Depuis cette époque, l’être humain s’est développé et les situations rencontrées sont devenues plus complexes. Mais le mécanisme émotionnel est resté le même.

Lorsque vous êtes en réunion, et qu’un collègue vous attaque verbalement, votre vie n’est pas réellement en danger (sauf si celui-ci sort dans la foulée un couteau ou un gourdin, mais avouez que la probabilité est très faible). Pourtant, d’une certaine façon, votre intégrité est menacée et la colère vous invite à réagir. Comment le faire de la manière la plus efficace ?

Écouter son émotion pour mieux réagir

L’émotion est un messager. Elle nous dit que quelque chose ne va pas et nous incite à réagir.

La colère est utile quand elle nous susurre à l’oreille : « quelqu’un te marche sur les pieds, ne te laisse pas faire ». Nous avons tout intérêt à l’écouter.

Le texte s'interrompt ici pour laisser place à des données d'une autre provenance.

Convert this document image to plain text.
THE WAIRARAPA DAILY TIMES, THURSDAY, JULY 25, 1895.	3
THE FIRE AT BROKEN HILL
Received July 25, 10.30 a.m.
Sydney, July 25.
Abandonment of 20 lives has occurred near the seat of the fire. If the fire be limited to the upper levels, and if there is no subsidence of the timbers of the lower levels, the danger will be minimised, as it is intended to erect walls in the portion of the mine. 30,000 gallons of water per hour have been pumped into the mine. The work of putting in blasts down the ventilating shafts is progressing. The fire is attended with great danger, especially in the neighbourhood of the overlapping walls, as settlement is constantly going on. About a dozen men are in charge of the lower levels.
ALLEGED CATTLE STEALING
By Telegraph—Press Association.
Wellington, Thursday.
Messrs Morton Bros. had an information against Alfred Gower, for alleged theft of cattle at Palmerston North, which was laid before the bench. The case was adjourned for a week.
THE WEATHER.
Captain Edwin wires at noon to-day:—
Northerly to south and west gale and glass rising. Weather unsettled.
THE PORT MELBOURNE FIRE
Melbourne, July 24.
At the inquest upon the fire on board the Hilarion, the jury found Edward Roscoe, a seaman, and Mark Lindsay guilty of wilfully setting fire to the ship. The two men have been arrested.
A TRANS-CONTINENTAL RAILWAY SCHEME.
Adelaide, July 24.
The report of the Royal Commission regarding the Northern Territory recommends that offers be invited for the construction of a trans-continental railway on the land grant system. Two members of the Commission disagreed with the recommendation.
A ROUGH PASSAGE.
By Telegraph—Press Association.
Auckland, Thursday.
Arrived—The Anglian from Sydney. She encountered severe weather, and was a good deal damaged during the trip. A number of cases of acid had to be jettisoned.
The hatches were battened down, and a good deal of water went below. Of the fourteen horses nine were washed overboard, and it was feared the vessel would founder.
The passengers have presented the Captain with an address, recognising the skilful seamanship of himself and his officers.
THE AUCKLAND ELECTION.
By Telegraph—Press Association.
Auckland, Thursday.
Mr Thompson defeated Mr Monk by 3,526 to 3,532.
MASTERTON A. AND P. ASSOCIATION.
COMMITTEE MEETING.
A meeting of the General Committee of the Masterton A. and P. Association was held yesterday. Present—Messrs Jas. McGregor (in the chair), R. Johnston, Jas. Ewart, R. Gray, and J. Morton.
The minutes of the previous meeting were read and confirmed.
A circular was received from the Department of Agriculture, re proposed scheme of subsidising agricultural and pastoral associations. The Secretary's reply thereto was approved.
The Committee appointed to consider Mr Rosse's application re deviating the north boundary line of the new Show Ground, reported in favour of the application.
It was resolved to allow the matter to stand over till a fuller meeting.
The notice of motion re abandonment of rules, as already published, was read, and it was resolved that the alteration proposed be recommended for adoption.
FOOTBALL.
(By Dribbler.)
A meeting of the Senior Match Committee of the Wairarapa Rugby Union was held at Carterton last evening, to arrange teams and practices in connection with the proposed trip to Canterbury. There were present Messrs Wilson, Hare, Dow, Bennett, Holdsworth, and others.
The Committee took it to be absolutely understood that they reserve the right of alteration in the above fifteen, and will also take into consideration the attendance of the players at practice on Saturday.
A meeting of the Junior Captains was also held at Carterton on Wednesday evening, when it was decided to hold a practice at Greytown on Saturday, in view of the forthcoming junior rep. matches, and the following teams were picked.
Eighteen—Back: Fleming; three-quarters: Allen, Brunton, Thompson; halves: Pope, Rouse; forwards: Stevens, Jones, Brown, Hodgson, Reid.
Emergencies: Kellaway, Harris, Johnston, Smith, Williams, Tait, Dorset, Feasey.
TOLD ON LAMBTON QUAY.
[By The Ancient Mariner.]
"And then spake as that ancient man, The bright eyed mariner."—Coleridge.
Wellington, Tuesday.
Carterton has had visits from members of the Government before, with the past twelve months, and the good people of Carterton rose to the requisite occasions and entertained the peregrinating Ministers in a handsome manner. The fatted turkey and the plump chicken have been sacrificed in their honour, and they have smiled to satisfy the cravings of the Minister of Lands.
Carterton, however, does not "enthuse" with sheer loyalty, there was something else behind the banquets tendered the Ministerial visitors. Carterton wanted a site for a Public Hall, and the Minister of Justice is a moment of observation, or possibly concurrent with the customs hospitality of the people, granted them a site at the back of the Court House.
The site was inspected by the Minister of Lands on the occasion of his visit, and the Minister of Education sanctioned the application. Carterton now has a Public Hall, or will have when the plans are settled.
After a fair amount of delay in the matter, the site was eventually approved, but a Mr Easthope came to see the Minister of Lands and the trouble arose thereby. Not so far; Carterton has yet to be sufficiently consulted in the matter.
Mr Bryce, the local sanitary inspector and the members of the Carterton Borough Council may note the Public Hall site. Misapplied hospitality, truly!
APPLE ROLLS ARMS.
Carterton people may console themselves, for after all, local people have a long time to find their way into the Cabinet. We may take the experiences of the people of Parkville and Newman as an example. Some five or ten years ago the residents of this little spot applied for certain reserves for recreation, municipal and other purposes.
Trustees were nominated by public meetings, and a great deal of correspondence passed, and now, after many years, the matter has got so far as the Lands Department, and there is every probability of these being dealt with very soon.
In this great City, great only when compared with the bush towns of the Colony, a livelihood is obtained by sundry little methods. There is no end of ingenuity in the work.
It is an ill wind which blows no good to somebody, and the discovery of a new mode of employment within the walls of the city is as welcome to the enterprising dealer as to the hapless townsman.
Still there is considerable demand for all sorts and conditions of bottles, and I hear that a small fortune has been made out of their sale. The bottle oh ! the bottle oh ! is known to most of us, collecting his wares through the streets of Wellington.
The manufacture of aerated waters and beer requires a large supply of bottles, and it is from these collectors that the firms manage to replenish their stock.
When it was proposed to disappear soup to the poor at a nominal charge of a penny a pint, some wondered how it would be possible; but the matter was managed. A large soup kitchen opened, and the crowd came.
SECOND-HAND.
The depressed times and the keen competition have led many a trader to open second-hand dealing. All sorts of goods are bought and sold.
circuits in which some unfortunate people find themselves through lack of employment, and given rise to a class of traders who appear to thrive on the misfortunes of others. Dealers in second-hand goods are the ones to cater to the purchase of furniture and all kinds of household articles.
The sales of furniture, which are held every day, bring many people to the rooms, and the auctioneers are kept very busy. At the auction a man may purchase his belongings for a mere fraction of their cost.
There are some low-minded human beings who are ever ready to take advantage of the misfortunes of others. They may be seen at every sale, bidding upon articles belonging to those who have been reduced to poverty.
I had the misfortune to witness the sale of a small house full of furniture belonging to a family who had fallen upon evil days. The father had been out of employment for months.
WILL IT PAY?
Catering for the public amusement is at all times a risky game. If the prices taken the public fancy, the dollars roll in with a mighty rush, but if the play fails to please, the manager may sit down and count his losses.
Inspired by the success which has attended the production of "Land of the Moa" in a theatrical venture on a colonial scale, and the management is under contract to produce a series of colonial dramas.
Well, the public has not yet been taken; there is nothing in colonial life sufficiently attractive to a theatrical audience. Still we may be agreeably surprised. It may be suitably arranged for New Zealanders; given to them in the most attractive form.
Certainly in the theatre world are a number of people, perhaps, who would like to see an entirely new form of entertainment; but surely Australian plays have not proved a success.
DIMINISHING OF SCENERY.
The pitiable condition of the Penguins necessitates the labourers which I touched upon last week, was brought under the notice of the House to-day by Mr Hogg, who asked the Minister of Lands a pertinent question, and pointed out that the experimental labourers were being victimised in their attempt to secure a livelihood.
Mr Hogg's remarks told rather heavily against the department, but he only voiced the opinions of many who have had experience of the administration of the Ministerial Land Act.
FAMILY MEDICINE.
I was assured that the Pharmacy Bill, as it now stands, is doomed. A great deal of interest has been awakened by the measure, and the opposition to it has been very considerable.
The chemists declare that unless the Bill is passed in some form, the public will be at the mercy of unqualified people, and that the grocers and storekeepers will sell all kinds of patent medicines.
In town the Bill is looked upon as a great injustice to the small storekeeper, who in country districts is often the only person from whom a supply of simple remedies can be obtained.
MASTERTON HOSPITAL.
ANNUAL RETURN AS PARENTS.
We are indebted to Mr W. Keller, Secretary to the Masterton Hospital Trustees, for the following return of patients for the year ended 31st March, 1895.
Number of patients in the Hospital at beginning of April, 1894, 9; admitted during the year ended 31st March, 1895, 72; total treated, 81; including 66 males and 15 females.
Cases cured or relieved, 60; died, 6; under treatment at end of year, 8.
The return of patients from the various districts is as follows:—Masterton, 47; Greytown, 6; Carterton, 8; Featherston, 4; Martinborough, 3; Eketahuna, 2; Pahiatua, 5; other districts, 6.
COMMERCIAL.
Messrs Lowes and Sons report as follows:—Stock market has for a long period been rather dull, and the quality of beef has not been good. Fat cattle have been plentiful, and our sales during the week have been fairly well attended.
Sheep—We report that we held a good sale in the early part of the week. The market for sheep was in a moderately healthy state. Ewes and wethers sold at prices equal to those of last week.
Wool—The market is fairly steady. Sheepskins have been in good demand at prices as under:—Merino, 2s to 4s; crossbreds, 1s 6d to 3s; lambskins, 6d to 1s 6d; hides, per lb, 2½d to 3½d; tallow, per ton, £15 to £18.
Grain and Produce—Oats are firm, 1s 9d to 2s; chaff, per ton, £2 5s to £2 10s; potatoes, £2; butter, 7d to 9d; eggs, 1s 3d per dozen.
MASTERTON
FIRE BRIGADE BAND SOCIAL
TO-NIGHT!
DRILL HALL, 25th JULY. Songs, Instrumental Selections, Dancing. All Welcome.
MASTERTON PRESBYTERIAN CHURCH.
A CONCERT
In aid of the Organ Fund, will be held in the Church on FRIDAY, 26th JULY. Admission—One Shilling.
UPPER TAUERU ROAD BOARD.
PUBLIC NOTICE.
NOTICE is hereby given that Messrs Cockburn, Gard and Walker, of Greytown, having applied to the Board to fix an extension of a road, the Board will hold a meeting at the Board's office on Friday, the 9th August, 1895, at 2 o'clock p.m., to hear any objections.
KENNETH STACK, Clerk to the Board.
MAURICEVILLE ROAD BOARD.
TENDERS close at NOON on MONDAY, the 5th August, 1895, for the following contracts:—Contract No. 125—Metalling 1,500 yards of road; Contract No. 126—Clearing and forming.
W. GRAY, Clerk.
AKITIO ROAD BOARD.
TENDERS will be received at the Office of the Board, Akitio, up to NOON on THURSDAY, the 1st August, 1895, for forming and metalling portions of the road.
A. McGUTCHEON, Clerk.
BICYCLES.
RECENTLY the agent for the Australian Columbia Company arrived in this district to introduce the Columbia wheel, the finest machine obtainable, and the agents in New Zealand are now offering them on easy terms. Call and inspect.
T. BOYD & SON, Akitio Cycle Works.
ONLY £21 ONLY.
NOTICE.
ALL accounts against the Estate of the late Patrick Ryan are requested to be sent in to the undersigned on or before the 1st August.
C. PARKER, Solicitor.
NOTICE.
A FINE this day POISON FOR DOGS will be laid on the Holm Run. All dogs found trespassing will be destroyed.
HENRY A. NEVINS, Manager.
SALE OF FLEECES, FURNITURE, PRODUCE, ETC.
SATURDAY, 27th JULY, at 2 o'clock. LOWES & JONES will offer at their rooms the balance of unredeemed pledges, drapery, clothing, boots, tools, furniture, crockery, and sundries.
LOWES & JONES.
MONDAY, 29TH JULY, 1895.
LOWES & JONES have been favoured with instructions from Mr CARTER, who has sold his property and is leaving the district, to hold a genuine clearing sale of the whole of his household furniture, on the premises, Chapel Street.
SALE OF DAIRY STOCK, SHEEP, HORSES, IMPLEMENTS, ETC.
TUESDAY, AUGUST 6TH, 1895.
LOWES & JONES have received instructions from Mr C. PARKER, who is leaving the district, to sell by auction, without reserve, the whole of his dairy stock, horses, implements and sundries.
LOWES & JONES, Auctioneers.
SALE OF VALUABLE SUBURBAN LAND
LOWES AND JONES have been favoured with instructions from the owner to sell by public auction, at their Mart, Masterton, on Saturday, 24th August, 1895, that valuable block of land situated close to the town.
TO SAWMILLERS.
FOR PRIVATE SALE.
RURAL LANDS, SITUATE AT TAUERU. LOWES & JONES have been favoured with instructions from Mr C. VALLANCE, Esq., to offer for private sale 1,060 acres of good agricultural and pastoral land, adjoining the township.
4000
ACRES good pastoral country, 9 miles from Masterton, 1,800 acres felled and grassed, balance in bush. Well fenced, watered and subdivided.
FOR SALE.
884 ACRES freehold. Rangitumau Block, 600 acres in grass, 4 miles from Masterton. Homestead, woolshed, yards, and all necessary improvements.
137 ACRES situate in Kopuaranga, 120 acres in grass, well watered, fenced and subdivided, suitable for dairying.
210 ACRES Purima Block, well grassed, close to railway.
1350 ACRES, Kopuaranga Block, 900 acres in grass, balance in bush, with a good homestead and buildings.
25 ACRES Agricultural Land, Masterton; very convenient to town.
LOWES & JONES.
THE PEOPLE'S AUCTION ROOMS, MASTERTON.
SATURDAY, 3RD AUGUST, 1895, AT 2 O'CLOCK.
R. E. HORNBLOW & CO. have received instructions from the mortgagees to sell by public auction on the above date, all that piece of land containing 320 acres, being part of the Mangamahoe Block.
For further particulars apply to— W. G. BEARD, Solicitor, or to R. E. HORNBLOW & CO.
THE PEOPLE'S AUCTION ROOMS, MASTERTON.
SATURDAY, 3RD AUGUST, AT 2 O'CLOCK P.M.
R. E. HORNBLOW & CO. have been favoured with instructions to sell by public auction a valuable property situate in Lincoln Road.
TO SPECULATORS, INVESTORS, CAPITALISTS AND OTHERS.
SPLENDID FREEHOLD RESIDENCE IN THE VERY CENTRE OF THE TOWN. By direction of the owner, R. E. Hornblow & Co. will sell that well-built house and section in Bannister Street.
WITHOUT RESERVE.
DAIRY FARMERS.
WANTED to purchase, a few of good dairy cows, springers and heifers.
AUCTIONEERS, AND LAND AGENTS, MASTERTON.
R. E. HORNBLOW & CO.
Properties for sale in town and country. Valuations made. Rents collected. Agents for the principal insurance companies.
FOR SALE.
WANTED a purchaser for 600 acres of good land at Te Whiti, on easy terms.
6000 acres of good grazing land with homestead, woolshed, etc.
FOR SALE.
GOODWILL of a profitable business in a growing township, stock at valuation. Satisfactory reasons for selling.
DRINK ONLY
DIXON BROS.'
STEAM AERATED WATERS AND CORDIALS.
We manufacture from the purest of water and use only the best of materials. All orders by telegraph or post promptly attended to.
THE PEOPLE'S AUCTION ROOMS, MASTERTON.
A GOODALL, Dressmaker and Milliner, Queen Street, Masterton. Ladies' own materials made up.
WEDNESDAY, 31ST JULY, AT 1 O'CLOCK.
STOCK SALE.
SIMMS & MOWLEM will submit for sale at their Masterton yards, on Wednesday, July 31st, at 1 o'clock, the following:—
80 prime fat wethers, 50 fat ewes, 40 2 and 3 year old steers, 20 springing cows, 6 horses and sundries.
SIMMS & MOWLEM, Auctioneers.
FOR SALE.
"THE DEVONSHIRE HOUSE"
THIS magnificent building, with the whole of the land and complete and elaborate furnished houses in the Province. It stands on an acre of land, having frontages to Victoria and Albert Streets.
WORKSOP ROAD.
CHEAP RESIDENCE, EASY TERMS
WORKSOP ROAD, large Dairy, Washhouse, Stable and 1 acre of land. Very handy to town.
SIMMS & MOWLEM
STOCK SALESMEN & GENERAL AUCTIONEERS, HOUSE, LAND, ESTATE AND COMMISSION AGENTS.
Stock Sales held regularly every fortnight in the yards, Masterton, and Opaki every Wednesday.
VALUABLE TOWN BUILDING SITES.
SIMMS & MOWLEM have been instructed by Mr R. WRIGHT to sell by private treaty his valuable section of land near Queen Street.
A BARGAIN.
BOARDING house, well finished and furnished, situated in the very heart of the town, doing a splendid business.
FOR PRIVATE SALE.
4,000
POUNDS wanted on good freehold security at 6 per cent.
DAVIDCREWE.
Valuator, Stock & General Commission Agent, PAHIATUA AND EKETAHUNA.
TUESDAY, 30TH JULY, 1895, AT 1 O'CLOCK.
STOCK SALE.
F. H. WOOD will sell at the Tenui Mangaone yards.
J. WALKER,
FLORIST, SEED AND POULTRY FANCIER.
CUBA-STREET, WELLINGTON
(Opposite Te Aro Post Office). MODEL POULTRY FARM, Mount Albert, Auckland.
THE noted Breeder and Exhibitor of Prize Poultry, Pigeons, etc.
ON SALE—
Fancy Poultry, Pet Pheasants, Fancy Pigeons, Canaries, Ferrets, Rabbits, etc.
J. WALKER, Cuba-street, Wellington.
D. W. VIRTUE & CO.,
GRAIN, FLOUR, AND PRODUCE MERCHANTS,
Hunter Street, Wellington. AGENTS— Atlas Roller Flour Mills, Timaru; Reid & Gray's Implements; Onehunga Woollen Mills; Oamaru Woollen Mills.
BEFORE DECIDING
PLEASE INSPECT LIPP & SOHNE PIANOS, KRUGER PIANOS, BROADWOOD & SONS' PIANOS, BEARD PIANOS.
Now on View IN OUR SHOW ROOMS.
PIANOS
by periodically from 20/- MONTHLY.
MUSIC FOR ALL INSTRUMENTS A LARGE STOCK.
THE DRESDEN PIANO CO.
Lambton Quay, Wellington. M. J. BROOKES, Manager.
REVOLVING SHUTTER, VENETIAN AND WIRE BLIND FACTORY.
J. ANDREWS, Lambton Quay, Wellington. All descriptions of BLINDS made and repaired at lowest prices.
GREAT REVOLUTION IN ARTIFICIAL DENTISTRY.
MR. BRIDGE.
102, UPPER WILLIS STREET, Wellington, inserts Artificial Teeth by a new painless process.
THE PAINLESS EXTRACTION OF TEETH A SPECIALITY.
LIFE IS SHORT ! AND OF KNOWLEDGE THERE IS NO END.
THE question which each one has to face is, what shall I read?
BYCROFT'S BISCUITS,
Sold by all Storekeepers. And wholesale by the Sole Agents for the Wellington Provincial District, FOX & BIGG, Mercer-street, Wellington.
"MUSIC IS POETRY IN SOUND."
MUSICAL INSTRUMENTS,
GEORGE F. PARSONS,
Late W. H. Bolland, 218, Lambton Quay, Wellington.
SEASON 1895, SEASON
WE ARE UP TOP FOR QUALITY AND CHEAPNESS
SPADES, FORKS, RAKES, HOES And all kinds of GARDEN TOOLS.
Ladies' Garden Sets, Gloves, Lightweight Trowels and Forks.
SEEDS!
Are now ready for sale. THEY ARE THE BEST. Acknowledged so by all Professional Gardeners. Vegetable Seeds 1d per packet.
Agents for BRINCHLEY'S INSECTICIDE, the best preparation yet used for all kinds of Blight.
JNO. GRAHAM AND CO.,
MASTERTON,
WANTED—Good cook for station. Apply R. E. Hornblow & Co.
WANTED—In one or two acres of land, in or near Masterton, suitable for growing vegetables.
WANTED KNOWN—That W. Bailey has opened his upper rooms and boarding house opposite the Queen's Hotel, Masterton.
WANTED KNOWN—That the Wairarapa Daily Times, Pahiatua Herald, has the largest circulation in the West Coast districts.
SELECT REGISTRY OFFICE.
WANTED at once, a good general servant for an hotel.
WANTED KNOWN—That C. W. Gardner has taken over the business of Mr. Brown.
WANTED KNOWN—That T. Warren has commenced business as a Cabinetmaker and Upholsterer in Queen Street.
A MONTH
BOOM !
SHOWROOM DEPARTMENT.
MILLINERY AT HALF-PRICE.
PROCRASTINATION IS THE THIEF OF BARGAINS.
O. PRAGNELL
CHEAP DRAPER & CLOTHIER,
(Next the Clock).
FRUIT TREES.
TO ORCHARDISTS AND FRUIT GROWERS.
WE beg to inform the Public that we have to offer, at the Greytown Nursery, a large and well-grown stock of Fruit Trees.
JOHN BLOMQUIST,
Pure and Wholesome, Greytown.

L’enjeu est de prendre conscience de cette colère pour ne pas nous laisser emporter par elle. Nous pouvons nous en servir comme une force, plutôt qu’elle devienne un boulet.

Paul aurait pu dire calmement et fermement à Sammy : « Je peux accepter les critiques, mais pas de cette manière. Si tu as quelque chose à me reprocher, viens avec des faits et propose une solution ». Cela aurait été une manière plus judicieuse de réagir, sans se laisser faire, et sans agresser inutilement.

L’émotion de peur voulait simplement prévenir Vinciane : « Attention, c’est délicat. Prépare bien ton feedback. Et sois prête s’il y a un retour de flamme de la part de Cathy. ».

L’intelligence émotionnelle, une compétence à acquérir

Nous avons tout intérêt à accorder plus attention à nos émotions, pour pouvoir choisir le comportement qui nous permet d’atteindre nos objectifs professionnels et/ou privés.

Malheureusement, nous sommes des quasi-analphabètes émotionnels. Depuis notre enfance, on nous a répété : « n’aie pas peur », « ne sois pas triste », « ne te fâche pas » ou encore « cache ta joie ».

Bonne nouvelle, l’intelligence émotionnelle est une compétence que nous pouvons développer. Nous avons tout à y gagner.